We did not find any effect for visual acuity, consistent with the extant literature showing either accelerated development (39) or no effect of birth before 32 weeks gestation (18).
Although this study is the first of its kind to examine how early TH levels influence several core visual abilities in preterm infants, it is not without limitations. First, and most notably, the sample sizes were small in Groups A and D, for whom recruitment was more difficult than anticipated. Indeed, the lack of significance in the 10 Hz contrast sensitivity condition, despite a clear difference between subgroups and a stepwise increase with gestational age, may reflect a lack of power rather than a lack of effect.
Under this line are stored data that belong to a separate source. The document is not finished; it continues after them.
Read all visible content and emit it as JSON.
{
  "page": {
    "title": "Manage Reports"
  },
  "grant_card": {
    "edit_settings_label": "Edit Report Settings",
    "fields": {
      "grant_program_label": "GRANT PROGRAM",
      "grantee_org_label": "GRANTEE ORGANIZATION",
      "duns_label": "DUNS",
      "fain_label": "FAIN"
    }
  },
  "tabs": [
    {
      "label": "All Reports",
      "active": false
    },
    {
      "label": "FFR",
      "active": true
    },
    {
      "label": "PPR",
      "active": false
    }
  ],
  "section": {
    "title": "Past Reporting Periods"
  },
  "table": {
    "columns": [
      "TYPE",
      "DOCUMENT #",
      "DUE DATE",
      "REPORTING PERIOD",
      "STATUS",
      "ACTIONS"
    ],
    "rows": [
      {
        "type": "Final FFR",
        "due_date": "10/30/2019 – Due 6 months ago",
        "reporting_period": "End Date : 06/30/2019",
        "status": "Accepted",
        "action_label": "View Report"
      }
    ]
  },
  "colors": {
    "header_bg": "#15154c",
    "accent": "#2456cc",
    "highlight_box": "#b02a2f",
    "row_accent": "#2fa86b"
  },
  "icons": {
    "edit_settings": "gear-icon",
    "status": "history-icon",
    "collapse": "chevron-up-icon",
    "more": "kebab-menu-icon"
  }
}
Second, we experienced loss of some data due to equipment problems. Although a few mothers did bring their babies back when the system was fixed, this was not possible for all cases. Third, a few babies did not have a complete set of TH measurements, despite our concerted efforts to obtain these.
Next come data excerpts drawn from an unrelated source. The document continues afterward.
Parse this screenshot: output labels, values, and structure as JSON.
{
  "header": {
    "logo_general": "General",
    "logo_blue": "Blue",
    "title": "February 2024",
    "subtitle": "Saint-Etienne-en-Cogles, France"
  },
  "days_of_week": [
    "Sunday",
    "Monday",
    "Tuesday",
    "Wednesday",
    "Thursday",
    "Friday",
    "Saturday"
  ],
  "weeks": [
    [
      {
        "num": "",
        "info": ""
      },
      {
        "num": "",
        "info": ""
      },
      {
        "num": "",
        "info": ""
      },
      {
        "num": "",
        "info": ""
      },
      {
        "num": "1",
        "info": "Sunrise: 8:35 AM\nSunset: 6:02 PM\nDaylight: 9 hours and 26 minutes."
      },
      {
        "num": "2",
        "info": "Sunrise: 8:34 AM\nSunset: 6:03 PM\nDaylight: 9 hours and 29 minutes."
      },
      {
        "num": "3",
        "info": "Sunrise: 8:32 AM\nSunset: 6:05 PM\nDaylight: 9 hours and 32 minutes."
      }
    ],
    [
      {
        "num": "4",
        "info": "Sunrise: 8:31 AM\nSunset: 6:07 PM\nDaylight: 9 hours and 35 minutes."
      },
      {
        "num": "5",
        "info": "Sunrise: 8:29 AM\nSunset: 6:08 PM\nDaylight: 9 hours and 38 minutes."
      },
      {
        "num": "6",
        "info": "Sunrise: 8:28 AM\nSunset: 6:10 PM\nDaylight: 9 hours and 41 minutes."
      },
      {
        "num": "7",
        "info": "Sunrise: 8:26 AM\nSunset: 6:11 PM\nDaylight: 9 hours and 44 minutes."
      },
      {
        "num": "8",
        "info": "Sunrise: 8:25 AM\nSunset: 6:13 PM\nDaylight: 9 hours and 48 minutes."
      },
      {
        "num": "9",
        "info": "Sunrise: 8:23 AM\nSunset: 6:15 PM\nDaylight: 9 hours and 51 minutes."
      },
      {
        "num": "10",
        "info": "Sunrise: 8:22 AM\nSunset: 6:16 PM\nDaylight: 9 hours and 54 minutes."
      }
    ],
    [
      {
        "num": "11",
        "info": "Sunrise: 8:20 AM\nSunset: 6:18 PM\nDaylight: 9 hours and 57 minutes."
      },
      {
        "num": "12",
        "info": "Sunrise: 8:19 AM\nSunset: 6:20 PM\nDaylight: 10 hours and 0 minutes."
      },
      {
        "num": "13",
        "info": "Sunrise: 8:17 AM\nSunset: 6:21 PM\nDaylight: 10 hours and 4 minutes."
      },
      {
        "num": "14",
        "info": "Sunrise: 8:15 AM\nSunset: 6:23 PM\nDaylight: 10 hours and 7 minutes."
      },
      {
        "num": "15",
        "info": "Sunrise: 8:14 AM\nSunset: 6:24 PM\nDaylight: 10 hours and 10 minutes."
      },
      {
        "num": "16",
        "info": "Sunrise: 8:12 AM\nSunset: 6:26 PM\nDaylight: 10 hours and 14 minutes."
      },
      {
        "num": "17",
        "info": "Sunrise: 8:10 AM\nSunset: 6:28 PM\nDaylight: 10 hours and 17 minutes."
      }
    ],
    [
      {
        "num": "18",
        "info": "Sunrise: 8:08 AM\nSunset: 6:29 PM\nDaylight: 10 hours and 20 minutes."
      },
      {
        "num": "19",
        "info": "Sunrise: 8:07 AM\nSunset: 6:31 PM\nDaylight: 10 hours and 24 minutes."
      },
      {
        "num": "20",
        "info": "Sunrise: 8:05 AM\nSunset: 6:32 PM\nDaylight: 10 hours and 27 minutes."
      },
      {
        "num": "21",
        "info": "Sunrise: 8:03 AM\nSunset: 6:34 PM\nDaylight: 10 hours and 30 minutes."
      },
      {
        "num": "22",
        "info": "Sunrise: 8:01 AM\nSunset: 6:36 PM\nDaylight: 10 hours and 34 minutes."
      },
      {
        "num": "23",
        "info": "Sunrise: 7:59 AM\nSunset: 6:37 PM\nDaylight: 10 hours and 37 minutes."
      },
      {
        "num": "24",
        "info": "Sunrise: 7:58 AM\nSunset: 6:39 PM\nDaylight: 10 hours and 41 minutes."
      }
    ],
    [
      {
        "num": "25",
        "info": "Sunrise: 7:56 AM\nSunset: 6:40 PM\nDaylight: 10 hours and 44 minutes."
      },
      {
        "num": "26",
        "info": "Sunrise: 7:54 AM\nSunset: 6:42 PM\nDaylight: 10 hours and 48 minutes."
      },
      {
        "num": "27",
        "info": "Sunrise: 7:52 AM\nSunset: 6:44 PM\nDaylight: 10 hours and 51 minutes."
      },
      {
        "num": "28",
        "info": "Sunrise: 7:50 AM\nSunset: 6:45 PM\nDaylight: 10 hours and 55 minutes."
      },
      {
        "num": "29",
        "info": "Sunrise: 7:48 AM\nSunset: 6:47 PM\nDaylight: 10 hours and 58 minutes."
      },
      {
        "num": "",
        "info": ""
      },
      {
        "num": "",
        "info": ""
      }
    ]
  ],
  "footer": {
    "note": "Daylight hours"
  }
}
In conclusion, hypothyroxinemia in preterm infants, particularly their low postnatal fT4 levels, is associated with suboptimal visual processing at 6 months corrected age. We hope our findings will encourage further study of the role of TH on brain development following preterm birth as well as the effects of TH supplementation on visual development of extremely preterm infants.
Footnotes
Acknowledgments
The authors are grateful to Kelly Nash and Meagan Williamson for carrying out this study and its many facets, Dr. Christina Gerth for conducting the ophthalmologic examinations, and Jennifer Vaughan for collecting blood samples at SHSC and from discharged infants in their homes and for sending them to HSC. Funding for this research was provided by the March of Dimes, RESTRACOMP, and the Vision Science Research Program.
Disclosure Statement
The authors declare that no competing financial interests exist.
*
This was when the Provincial screening laboratory moved from Toronto to the Children's Hospital of Eastern Ontario in Ottawa and the program was expanded to 22 diseases.
*
APGAR scores (appearance, pulse, grimace, activity, respiration) are used to assess the health of a newborn immediately after birth.